- Cover art for Jack's Luck Runs Out

Publication information
- Publisher: Top Shelf Productions
- Format: One-shot
- Publication date: 1998
- No. of issues: 1

Creative team
- Created by: Jason Little

= Jack's Luck Runs Out =

Comic book by Jason Little

Jack's Luck Runs Out is a full-color one-shot comic book created by Jason Little. The book features playing cards as characters, where the title character is a jack. In March 1998, Little received a grant to help publish the book from the Xeric Foundation. The book was published by Top Shelf Productions.

== Development ==
Little considered Jack's Luck Runs Out originally to be an exercise in drawing, but it eventually developed into a full-fledged comic book. The entire book was drawn and inked before the faces were added, which were taken from playing cards. When adding the faces, Little spent nine hours cutting and photocopying the faces of playing cards.
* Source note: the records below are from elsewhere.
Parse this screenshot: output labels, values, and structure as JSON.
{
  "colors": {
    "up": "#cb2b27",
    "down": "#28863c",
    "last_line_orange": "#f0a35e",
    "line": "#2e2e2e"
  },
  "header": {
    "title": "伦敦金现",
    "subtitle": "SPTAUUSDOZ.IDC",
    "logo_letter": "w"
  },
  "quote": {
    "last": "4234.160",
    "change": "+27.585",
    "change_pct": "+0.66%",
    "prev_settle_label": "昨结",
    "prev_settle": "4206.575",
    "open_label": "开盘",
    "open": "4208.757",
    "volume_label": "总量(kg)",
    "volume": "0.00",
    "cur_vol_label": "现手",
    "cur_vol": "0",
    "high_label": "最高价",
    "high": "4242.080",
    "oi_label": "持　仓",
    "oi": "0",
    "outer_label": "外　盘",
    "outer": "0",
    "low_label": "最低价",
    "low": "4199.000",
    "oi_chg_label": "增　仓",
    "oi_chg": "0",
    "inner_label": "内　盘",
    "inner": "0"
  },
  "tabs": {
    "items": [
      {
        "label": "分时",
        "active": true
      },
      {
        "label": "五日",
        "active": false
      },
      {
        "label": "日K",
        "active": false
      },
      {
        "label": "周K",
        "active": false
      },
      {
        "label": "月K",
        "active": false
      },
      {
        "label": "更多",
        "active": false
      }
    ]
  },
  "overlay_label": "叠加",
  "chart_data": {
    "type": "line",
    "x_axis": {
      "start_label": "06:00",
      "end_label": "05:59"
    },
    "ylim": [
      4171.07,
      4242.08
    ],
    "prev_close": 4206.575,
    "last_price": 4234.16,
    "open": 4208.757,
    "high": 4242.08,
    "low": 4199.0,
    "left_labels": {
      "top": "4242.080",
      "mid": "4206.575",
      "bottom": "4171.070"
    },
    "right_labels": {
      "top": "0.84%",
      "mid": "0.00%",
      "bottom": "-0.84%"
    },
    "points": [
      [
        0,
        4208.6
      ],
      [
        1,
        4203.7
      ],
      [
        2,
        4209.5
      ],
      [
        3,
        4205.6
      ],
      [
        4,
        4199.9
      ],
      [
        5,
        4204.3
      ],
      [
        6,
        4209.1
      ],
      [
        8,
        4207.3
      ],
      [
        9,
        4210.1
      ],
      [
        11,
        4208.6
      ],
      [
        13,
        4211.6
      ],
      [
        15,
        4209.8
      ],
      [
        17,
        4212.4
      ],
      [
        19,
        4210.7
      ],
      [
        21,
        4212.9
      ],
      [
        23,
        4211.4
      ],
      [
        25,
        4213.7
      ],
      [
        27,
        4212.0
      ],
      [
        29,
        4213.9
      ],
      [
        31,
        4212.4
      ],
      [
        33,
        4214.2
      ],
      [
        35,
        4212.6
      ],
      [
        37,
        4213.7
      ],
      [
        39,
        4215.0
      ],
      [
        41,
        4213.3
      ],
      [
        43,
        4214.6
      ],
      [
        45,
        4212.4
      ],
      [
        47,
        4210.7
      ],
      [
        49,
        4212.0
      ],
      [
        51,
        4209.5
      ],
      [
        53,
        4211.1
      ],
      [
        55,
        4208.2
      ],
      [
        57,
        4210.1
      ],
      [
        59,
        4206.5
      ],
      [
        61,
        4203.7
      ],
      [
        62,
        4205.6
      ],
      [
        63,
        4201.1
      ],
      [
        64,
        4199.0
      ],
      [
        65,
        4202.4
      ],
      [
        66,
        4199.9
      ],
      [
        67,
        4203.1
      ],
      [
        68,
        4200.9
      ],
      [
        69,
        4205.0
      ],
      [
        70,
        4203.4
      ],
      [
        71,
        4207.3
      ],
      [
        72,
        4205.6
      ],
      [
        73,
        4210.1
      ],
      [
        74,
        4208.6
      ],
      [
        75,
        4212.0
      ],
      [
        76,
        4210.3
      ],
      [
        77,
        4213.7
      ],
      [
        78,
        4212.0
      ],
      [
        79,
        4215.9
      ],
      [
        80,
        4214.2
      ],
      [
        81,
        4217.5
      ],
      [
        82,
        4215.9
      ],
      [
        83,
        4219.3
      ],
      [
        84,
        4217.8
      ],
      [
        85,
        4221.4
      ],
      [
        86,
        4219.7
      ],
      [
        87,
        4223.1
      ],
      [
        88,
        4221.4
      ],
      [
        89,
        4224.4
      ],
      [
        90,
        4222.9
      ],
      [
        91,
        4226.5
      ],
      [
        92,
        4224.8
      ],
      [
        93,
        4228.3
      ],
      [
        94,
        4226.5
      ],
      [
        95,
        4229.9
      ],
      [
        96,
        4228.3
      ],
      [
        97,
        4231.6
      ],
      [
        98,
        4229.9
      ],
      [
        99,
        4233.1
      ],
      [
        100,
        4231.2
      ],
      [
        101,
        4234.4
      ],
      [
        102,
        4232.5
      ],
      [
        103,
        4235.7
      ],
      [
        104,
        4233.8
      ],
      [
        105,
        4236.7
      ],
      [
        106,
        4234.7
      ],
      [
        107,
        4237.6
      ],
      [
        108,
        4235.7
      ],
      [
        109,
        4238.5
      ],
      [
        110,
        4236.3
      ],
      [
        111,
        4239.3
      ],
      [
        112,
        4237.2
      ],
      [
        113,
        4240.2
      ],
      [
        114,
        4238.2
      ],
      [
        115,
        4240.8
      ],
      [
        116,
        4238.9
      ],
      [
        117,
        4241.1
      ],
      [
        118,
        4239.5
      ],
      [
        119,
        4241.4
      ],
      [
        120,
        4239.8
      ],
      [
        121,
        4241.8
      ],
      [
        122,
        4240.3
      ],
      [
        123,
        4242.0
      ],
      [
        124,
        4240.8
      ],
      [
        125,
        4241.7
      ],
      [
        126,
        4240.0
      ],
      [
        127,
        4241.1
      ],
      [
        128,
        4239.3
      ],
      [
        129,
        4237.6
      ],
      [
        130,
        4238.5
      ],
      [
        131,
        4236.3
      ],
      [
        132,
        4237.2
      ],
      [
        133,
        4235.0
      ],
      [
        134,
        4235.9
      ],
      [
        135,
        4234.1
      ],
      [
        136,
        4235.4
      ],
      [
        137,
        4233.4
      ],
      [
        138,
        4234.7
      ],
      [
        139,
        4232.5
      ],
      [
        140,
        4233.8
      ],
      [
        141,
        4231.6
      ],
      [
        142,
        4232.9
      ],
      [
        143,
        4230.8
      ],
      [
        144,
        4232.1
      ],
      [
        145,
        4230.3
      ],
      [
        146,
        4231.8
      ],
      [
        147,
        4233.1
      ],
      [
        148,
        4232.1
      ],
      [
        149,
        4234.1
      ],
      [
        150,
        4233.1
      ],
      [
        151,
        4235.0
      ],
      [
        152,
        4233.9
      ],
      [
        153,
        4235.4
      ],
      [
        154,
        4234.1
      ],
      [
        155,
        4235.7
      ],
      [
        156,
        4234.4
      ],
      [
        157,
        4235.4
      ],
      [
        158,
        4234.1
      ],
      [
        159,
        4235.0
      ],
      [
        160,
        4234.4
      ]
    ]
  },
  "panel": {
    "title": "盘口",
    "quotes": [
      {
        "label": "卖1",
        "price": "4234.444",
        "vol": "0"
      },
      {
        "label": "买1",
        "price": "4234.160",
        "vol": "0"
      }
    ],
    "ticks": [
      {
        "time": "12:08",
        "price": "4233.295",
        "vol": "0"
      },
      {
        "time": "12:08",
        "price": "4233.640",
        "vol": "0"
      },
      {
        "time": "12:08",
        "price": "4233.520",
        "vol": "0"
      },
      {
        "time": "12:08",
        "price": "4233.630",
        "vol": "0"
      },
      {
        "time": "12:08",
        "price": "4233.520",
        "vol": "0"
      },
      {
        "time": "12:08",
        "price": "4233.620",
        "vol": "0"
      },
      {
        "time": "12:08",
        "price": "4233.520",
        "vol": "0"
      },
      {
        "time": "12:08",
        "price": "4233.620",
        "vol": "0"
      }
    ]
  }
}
The majority of the computer work was done on a PC 486. Towards the end of development, Little was working at MTV, and was able to use their computers to complete it. The final thirty-six hours of work was done in a single session. Little was inspired to create Jack's Luck Runs Out by the comics of Evan Dorkin.

== Style ==
The three main characters are based on the three face cards in a deck of playing cards (Jack, Queen, and King). To emulate the style of playing cards, Little used primary colors and the decorative qualities found in the design of many playing cards. Since playing cards originate from medieval times, they have a distinct two-dimensional quality to them. Because of this, Little chose to use flat perspective for the comic book.

==Awards==
In 1999, Little was nominated for a Harvey Award for "Best New Talent" as well as an Ignatz Award for "Promising New Talent" for his work on Jack's Luck Runs Out.